India is likely to sign a deal with Myanmar this week to develop a port and build waterways and roads there, an official said on Monday, as New Delhi vies with China for access to Myanmar’s oil and gas reserves.

The deal, to be signed during the visit of the junta number two Maung Aye to New Delhi beginning April 2, is aimed at cutting travel time between the Indian mainland and its remote northeast, officials say.

But it will also give India a foothold on the Myanmar city of Sittwe, on an island near the mouth of the Kaladan river, which will become the onshore hub of Myanmar’s gas industry once vast reserves in the Shwe fields in the Bay of Bengal are developed.

India turned to Myanmar’s military rulers after Bangladesh, which sits between the Indian mainland and its far-flung northeast, refused India transit facilities and played hardball over access to its own gas fields.

So, under the new deal, India will help Myanmar develop a port in Sittwe and build roads which will open India’s landlocked, underdeveloped and troubled northeast to international trade through the Bay of Bengal.

Goods can be shipped from India’s eastern coast across a 540-km stretch on the Bay of Bengal to Sittwe from where trucks can carry them to the northeastern Indian state of Mizoram, bypassing Bangladesh.

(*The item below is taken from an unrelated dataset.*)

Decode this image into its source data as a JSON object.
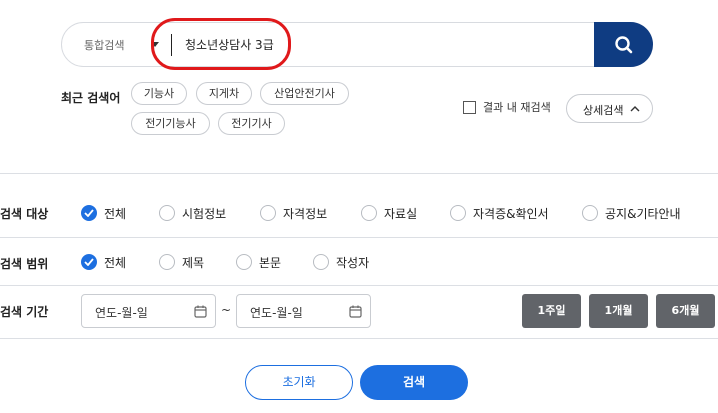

“The agreement is important for us and mutually beneficial,” an Indian foreign ministry official said, adding that India would extend nearly $100 million in aid for the project.

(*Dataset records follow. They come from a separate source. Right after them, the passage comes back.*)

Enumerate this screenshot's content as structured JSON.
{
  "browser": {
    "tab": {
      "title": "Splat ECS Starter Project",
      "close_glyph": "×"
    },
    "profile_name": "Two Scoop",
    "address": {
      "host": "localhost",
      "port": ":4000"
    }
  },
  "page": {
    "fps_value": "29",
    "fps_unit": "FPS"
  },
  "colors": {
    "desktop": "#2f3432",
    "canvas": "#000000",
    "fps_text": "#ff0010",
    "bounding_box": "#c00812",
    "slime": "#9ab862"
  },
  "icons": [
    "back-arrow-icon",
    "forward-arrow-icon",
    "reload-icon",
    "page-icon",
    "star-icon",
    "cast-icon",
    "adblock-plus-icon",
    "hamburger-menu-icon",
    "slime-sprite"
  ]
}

India has courted the junta since the early 1990s in a bid to counter Beijing’s influence in Myanmar and access its rich oil and gas reserves in a turnaround of a policy that initially supported democracy leader Aung San Suu Kyi.

Critics say the policy makes a mockery of India’s democratic ideals.

It has made only a muted call for political reform there despite the violent response to democracy protests last year.

It is also building roads and railways there and has supplied arms.

But New Delhi was disappointed when Myanmar agreed to sell gas from two offshore fields to China last year, even though Indian firms have a 30 percent stake in those fields.

India is also seeking Myanmar’s help in combatting insurgent groups with bases inside its neighbour.